Bisnis.com, JAKARTA – Beberapa waktu lalu dokter Tirta Mandira Hudhi, relawan Covid-19, mengkritik Satgas Penanganan Covid-19 terkait kerumunan besar yang terjadi di DKI Jakarta.
Kerumunan itu melanggar protokol kesehatan hingga memunculkan tagar #IndonesiaTerserah.
Tirta menjelaskan, Indonesia terserah bukan berarti tenaga kesehatan yang terserah atau menyerah.
“Terserah di sini karena seakan-akan Satgas Covid-19 dan penegak kebijakan terserah saja menegakkan kebijakan, ini kaya gimmick, “asal sesuai protokol” kayak kartu sakti. Pelaksanaan di lapangan kalau salah bilang minta maaf, kerumunan tidak bisa dihandle, tidak terkontrol. Terus kalau tidak bisa terkontrol ngapain kita nulis protokol?“ ujar Tirta di acara ILC, Selasa (17/11/2020) malam.
Dia mengkritik bukan hanya karena kerumunan di bandara saat penjemputan Imam Besar Front Pembela Islam (FPI) Habib Rizieq Shihab (HRS).
“Mungkin karena HRS massanya banyak, seakan-akan saya hanya menyerang HRS. Saya muslim, jadi tidak ada tendesi saya menyerang personal,” tegasnya.
Baca Juga
Tirta juga menegaskan, bahwa memang selama ini Satgas Covid-19 kebijakannya berubah-ubah, WHO-nya juga berubah-ubah karena virus ini baru. Pertanyaannya, kenapa masyarakat terus melanggar?”
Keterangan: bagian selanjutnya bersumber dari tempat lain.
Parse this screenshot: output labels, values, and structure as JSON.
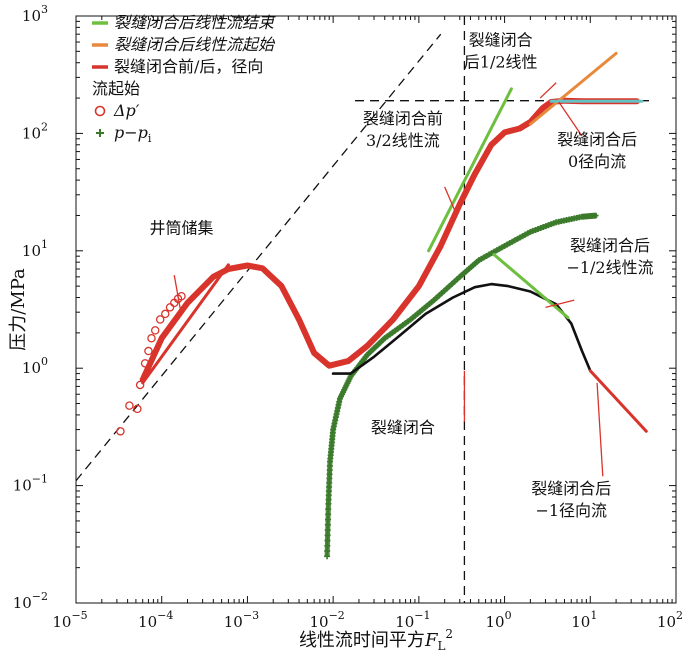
{
  "chart_data": {
    "type": "scatter",
    "x_scale": "log",
    "y_scale": "log",
    "xlim": [
      1e-05,
      100
    ],
    "ylim": [
      0.01,
      1000
    ],
    "xlabel": "线性流时间平方F_L²",
    "xlabel_main": "线性流时间平方",
    "xlabel_var": "F",
    "xlabel_sub": "L",
    "xlabel_sup": "2",
    "ylabel": "压力/MPa",
    "x_ticks": [
      {
        "value": 1e-05,
        "base": "10",
        "exp": "−5"
      },
      {
        "value": 0.0001,
        "base": "10",
        "exp": "−4"
      },
      {
        "value": 0.001,
        "base": "10",
        "exp": "−3"
      },
      {
        "value": 0.01,
        "base": "10",
        "exp": "−2"
      },
      {
        "value": 0.1,
        "base": "10",
        "exp": "−1"
      },
      {
        "value": 1,
        "base": "10",
        "exp": "0"
      },
      {
        "value": 10,
        "base": "10",
        "exp": "1"
      },
      {
        "value": 100,
        "base": "10",
        "exp": "2"
      }
    ],
    "y_ticks": [
      {
        "value": 0.01,
        "base": "10",
        "exp": "−2"
      },
      {
        "value": 0.1,
        "base": "10",
        "exp": "−1"
      },
      {
        "value": 1,
        "base": "10",
        "exp": "0"
      },
      {
        "value": 10,
        "base": "10",
        "exp": "1"
      },
      {
        "value": 100,
        "base": "10",
        "exp": "2"
      },
      {
        "value": 1000,
        "base": "10",
        "exp": "3"
      }
    ],
    "legend": {
      "position": "top-left",
      "entries": [
        {
          "label": "裂缝闭合后线性流结束",
          "color": "#6cbf3f",
          "marker": "line"
        },
        {
          "label": "裂缝闭合后线性流起始",
          "color": "#e8893a",
          "marker": "line"
        },
        {
          "label": "裂缝闭合前/后，径向流起始",
          "label_lines": [
            "裂缝闭合前/后，径向",
            "流起始"
          ],
          "color": "#d9342b",
          "marker": "line"
        },
        {
          "label": "Δp′",
          "color": "#d9342b",
          "marker": "circle"
        },
        {
          "label": "p−p_i",
          "label_main": "p−p",
          "label_sub": "i",
          "color": "#3b7a2a",
          "marker": "plus"
        }
      ]
    },
    "series": [
      {
        "name": "Δp′",
        "kind": "points",
        "color": "#d9342b",
        "points": [
          [
            3.3e-05,
            0.29
          ],
          [
            4.2e-05,
            0.48
          ],
          [
            5.2e-05,
            0.45
          ],
          [
            5.6e-05,
            0.72
          ],
          [
            6.4e-05,
            1.1
          ],
          [
            7e-05,
            1.4
          ],
          [
            7.6e-05,
            1.8
          ],
          [
            8.4e-05,
            2.1
          ],
          [
            9.6e-05,
            2.6
          ],
          [
            0.00011,
            2.9
          ],
          [
            0.000125,
            3.3
          ],
          [
            0.00014,
            3.6
          ],
          [
            0.000155,
            3.9
          ],
          [
            0.00017,
            4.1
          ]
        ]
      },
      {
        "name": "Δp′",
        "kind": "curve",
        "color": "#d9342b",
        "points": [
          [
            6e-05,
            0.8
          ],
          [
            0.0001,
            1.8
          ],
          [
            0.0002,
            3.6
          ],
          [
            0.0004,
            6.0
          ],
          [
            0.0006,
            7.0
          ],
          [
            0.001,
            7.5
          ],
          [
            0.0015,
            7.1
          ],
          [
            0.0025,
            5.0
          ],
          [
            0.004,
            2.6
          ],
          [
            0.006,
            1.35
          ],
          [
            0.009,
            1.05
          ],
          [
            0.015,
            1.15
          ],
          [
            0.025,
            1.55
          ],
          [
            0.05,
            2.6
          ],
          [
            0.1,
            5.0
          ],
          [
            0.18,
            11
          ],
          [
            0.3,
            25
          ],
          [
            0.45,
            45
          ],
          [
            0.7,
            80
          ],
          [
            1.0,
            102
          ],
          [
            1.5,
            110
          ],
          [
            2.0,
            125
          ],
          [
            2.8,
            165
          ],
          [
            3.5,
            185
          ],
          [
            5,
            190
          ],
          [
            8,
            188
          ],
          [
            12,
            188
          ],
          [
            20,
            188
          ],
          [
            35,
            188
          ]
        ]
      },
      {
        "name": "p−p_i",
        "kind": "curve",
        "color": "#3b7a2a",
        "points": [
          [
            0.0085,
            0.025
          ],
          [
            0.0088,
            0.07
          ],
          [
            0.0092,
            0.16
          ],
          [
            0.01,
            0.3
          ],
          [
            0.012,
            0.55
          ],
          [
            0.016,
            0.85
          ],
          [
            0.025,
            1.3
          ],
          [
            0.04,
            1.8
          ],
          [
            0.08,
            2.6
          ],
          [
            0.15,
            3.8
          ],
          [
            0.3,
            6.0
          ],
          [
            0.5,
            8.3
          ],
          [
            1.0,
            11
          ],
          [
            2,
            14.5
          ],
          [
            4,
            17.5
          ],
          [
            8,
            19.5
          ],
          [
            12,
            20
          ]
        ]
      },
      {
        "name": "",
        "kind": "curve",
        "color": "#111111",
        "points": [
          [
            0.01,
            0.9
          ],
          [
            0.016,
            0.9
          ],
          [
            0.03,
            1.25
          ],
          [
            0.06,
            1.9
          ],
          [
            0.12,
            2.9
          ],
          [
            0.25,
            4.0
          ],
          [
            0.45,
            4.9
          ],
          [
            0.7,
            5.2
          ],
          [
            1.1,
            5.0
          ],
          [
            2,
            4.5
          ],
          [
            4,
            3.5
          ],
          [
            6,
            2.4
          ],
          [
            8,
            1.4
          ],
          [
            10,
            0.95
          ]
        ]
      },
      {
        "name": "裂缝闭合后线性流结束",
        "kind": "fit",
        "color": "#6cbf3f",
        "points": [
          [
            0.13,
            10
          ],
          [
            1.2,
            240
          ]
        ]
      },
      {
        "name": "裂缝闭合后线性流结束",
        "kind": "fit",
        "color": "#6cbf3f",
        "points": [
          [
            0.75,
            9.3
          ],
          [
            5.5,
            2.7
          ]
        ]
      },
      {
        "name": "裂缝闭合后线性流起始",
        "kind": "fit",
        "color": "#e8893a",
        "points": [
          [
            2.0,
            120
          ],
          [
            20,
            480
          ]
        ]
      },
      {
        "name": "裂缝闭合前/后，径向流起始",
        "kind": "fit",
        "color": "#d9342b",
        "points": [
          [
            6e-05,
            0.75
          ],
          [
            0.0006,
            7.6
          ]
        ]
      },
      {
        "name": "裂缝闭合前/后，径向流起始",
        "kind": "fit",
        "color": "#d9342b",
        "points": [
          [
            0.18,
            11
          ],
          [
            0.45,
            45
          ]
        ]
      },
      {
        "name": "裂缝闭合前/后，径向流起始",
        "kind": "fit",
        "color": "#d9342b",
        "points": [
          [
            10,
            0.95
          ],
          [
            45,
            0.29
          ]
        ]
      },
      {
        "name": "",
        "kind": "fit",
        "color": "#66c2c2",
        "points": [
          [
            3.5,
            188
          ],
          [
            40,
            188
          ]
        ]
      }
    ],
    "reference_lines": [
      {
        "kind": "diagonal",
        "style": "dashed",
        "color": "#111111",
        "points": [
          [
            1e-05,
            0.11
          ],
          [
            0.18,
            700
          ]
        ]
      },
      {
        "kind": "vertical",
        "style": "dashed",
        "color": "#111111",
        "x": 0.34
      },
      {
        "kind": "horizontal",
        "style": "dashed",
        "color": "#111111",
        "y": 190,
        "x_from": 0.018,
        "x_to": 50
      }
    ],
    "annotations": [
      {
        "lines": [
          "裂缝闭合",
          "后1/2线性"
        ],
        "text_at": [
          0.9,
          560
        ],
        "leader": {
          "from": [
            2.6,
            200
          ],
          "to": [
            4.0,
            270
          ]
        },
        "leader_color": "#d9342b"
      },
      {
        "lines": [
          "裂缝闭合前",
          "3/2线性流"
        ],
        "text_at": [
          0.065,
          120
        ],
        "leader": {
          "from": [
            0.2,
            35
          ],
          "to": [
            0.27,
            21
          ]
        },
        "leader_color": "#d9342b"
      },
      {
        "lines": [
          "裂缝闭合后",
          "0径向流"
        ],
        "text_at": [
          12,
          80
        ],
        "leader": {
          "from": [
            4.3,
            185
          ],
          "to": [
            8,
            95
          ]
        },
        "leader_color": "#d9342b"
      },
      {
        "lines": [
          "井筒储集"
        ],
        "text_at": [
          0.00017,
          14
        ],
        "leader": {
          "from": [
            0.00014,
            6.2
          ],
          "to": [
            0.00017,
            2.8
          ]
        },
        "leader_color": "#d9342b"
      },
      {
        "lines": [
          "裂缝闭合后",
          "−1/2线性流"
        ],
        "text_at": [
          17,
          10
        ],
        "leader": {
          "from": [
            3,
            3.3
          ],
          "to": [
            6.5,
            3.8
          ]
        },
        "leader_color": "#d9342b"
      },
      {
        "lines": [
          "裂缝闭合"
        ],
        "text_at": [
          0.065,
          0.28
        ],
        "leader": {
          "from": [
            0.34,
            0.35
          ],
          "to": [
            0.34,
            0.95
          ]
        },
        "leader_color": "#d9342b"
      },
      {
        "lines": [
          "裂缝闭合后",
          "−1径向流"
        ],
        "text_at": [
          6,
          0.085
        ],
        "leader": {
          "from": [
            12,
            0.75
          ],
          "to": [
            14,
            0.12
          ]
        },
        "leader_color": "#d9342b"
      }
    ]
  }
}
“Ada jurnal mengatakan bahwa rakyat nggak patuh karena trust issue sama pemerintah, karena mereka merasa sudah lama tidak ada perubahan, maka terjadi pembangkangan sipil. Dari Maret April Mei merasa tidak ada hasilnya,” jelas Tirta.
Masalah kepercayaan ini makin menjadi-jadi, karena protokol seperti gimmick. Di Jakarta ada PSBB, jam malam di beberapa tempat, penegak hukum kalau razia masker luar biasa, tapi ketika yang melakukan pelanggaran protokol jsehatan adalah tokoh yang punya massa, mereka tidak melakukan apapun.
“Untuk kasus HRS, kita sudah tahu Pak habib massanya banyak. Harusnya Satgas Covid-19 itu mengajak kolaborasi Pak habib sebagai agen edukasi masyarakat. Yang jadi pertanyaan apakah mereka sudah diajak diskusi? Ternyata, saya konfirm ke teman-teman yang dekat dengan HRS, apakah ada Satgas Covid-19 yang setelah penjemputan mengajak dialog pihak HRS? Tidak ada,” kata dia.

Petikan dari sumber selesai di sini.